Since he learned of his childrens’ affliction 14 years ago, Melton and his team have focused their work on using stem cells, tissue extracted from frozen human embryos, to develop a cure for diabetes. But prohibitions laid down by the Bush administration three years ago narrowed their research to a set of only 15 approved lines, which Melton has criticized as limited in quality and diversity.

After years of struggling to innovate within the limited set, Melton decided to take matters into his own hands. Government provisions only apply if scientists use federal money to do their research. Working with money lent by private donors—including Harvard University, the government of Singapore and the Juvenile Diabetes Research Foundation—Melton built his own supply of stem cells. In a two year process, he procured a set of 17 cell lines from a Boston in-vitro fertilization clinic, which extracted the tissue from discarded embryos whose donors gave written consent.

The vanguard project has potentially enormous implications.  “It’s a very rare circumstance when you can ask the most fundamental and interesting questions in the lab and have them matter to the lay public.  It’s a special opportunity,” Dr. Jayaraj Rajagopal who works in Melton’s lab, said in an email. As a scientific tool, the cell lines, which Melton has made available to the scientific community at no charge, can be valuable to researchers in a number of fields. As a political statement, Melton is defying the Bush administration’s rules of bioethics.

While the embryonic cells, unique in their biological simplicity, are particularly useful to scientists, they have raised a number of bioethical and religious concerns.
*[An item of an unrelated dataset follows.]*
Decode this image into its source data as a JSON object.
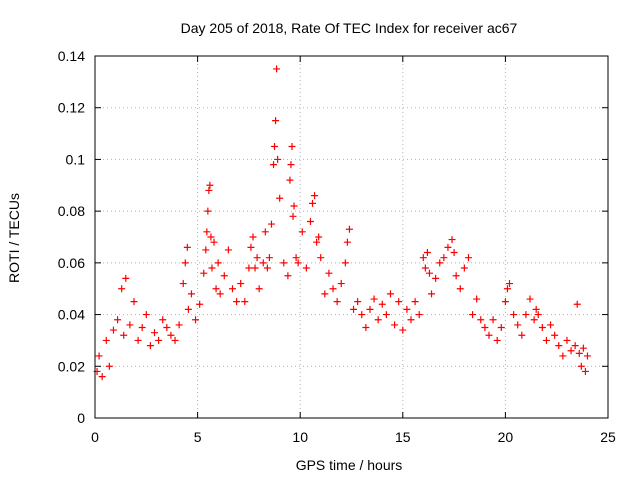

Anyone who experiments with Melton’s cells will have to do so without government funding—and will have to combat fierce ethical contestation as well. “It’s been extraordinary to watch the science progressing in the face of enormous political obstacles,” Rajagopal wrote.

But Melton remains unfazed. He maintains that his 17 lines are not enough. “The number [of stem cells] needed is far greater than that which is available,” he says in a press release from the Molecular and Cellular Biology department. “We need stem cells that represent the full genetic diversity of the population. I’ll be sorry if this is the end of our efforts. My hope is that this is just the beginning.”